You showed no sign of fear or regret
as he injected the tranquilizer in back of your neck.
We waited for it to take effect.
Alarmingly, you suddenly rose to your feet,
as if at the last minute you’d changed your mind!
But the doctor dismissed this ambiguous sign.
“An adrenaline rush is the first reaction,”
he said, as you staggered, then wobbled,
and sank back onto the floor again.
 
Your left paw was too swollen to find a vein
to inject the lethal dose in your blood.
But with the right paw the doctor succeeded,
and in no time at all I heard your last breath—
a short, soft snort with nothing that followed—
and that’s when I knew you were gone.
The doctor was surprised you went so fast,
as he listened closely to your lungs and your heart.
But I could see plainly the body in my arms
no longer contained its spiritual part.
Your solid, comforting warmth I could feel
had already begun to cool.
I didn’t know how I’d sustain the blow,
and I began to bawl like a fool.

After our business arrangements were done,
the vet took your body, packed in a bag,
away to the pet crematorium.
We could pick up your urn of ashes, he said,
once the holiday weekend was over.
I’ll bury them out by the garden, I think,
or maybe beneath the crepe myrtle tree
where you always went when you had to pee.

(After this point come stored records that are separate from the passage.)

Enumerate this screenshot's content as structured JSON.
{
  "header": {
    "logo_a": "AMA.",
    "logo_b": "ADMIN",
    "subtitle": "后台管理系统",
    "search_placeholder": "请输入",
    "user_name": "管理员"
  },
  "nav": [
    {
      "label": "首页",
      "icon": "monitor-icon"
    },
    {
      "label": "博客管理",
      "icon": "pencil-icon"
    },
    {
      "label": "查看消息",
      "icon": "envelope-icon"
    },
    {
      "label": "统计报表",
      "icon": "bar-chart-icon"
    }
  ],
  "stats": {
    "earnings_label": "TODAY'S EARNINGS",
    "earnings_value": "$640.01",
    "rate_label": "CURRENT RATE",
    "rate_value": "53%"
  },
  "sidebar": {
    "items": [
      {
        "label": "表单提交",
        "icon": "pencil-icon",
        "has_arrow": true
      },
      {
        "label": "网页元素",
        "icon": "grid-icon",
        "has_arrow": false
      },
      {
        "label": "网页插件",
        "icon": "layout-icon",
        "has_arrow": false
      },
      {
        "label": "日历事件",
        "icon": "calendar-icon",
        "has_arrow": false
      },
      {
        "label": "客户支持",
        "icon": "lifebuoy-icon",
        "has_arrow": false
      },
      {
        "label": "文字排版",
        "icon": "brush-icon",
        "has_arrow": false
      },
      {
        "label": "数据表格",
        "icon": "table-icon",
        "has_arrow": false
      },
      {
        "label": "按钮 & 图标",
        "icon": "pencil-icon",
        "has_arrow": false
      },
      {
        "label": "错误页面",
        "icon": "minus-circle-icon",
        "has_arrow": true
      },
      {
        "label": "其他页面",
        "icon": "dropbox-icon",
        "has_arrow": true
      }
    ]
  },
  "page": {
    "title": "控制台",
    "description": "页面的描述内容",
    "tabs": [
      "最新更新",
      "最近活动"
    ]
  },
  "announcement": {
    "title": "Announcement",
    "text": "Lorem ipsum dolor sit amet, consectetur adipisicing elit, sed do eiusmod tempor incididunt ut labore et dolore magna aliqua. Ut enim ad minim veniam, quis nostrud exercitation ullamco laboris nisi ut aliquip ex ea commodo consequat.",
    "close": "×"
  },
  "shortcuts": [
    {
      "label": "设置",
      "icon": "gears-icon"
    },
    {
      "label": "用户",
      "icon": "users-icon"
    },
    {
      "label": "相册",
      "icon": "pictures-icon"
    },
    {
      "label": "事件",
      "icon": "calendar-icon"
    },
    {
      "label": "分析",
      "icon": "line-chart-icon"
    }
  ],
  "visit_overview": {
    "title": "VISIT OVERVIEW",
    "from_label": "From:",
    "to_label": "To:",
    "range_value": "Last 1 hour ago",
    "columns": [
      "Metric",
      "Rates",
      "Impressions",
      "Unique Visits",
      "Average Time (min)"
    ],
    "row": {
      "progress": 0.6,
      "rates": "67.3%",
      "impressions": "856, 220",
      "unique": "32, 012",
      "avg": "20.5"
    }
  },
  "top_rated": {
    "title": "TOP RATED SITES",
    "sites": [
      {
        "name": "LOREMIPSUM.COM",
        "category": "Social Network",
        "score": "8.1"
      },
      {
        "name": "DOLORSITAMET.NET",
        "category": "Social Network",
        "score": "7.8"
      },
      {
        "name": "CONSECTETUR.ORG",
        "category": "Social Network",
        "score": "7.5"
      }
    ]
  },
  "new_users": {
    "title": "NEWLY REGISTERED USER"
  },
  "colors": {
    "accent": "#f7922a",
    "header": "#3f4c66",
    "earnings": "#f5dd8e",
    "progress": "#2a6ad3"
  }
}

Now I miss you so much! Our home seems so bare,
and dying seems better than living like this!
The anguish of absence I can’t overcome,
like a knife blade stabbed in my gut,
and especially at home and the places we went
I could never count all the tears I’ve spent.

But then in a message I think came from you
I’m reminded of a story I heard long ago
of a monk who complained that his daily work
kept him too busy to be present with God.
“If you miss me I’m with you,” God said in reply,
and you said now it’s the same between us.
The scorching raw grief that singes my mind
is the love that assures our bond will survive.
You’ve only withdrawn from the world of the senses.
In the silence within you’re still near my side
as the sorrow of your passing disperses.